Observation data (J2000 epoch)
- Constellation: Cetus
- Right ascension: 00^{h} 14^{m} 30.6^{s}
- Declination: −07° 10′ 03″
- Redshift: 0.019013
- Heliocentric radial velocity: 5700 ± 3 km/s
- Distance: ~236 Mly (redshift)
- Apparent magnitude (V): 13.5

Characteristics
- Type: SB(rs)bc
- Apparent size (V): 2.2′ × 2.1′
- Notable features: none

Other designations
- NGC 58, PGC 967, MCG 1-1-55, IRAS 00119-0726

= NGC 47 =

Galaxy in the constellation Cetus

NGC 47 (also known as NGC 58, MCG -1-1-55, IRAS00119-0726 and PGC 967) is a barred spiral galaxy in the constellation Cetus, discovered in 1886 by Ernst Wilhelm Leberecht Tempel.

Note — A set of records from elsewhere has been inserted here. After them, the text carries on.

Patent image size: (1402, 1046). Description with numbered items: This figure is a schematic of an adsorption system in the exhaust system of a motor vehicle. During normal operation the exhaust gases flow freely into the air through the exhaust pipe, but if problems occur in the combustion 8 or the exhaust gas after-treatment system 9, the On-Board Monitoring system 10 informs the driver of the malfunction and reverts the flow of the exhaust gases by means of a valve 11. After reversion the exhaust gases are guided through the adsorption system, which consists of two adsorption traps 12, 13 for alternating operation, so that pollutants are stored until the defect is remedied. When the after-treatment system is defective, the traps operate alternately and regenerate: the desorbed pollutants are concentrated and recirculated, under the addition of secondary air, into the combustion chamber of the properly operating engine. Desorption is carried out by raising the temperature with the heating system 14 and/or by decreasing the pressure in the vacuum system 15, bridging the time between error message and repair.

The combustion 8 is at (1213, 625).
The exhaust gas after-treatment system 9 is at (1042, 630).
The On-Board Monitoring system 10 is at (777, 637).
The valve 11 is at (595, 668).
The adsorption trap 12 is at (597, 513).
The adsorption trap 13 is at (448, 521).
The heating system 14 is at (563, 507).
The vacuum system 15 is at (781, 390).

Its alternate name NGC 58 is due to the observation by Lewis Swift, who was unaware that Tempel had already discovered the celestial object earlier. It appears as a small, faint spiral nebula with a bright core and is slightly oval.

It is approximately 236 Mly (236 million light years) from Earth, measured by way of a generic "redshift estimate".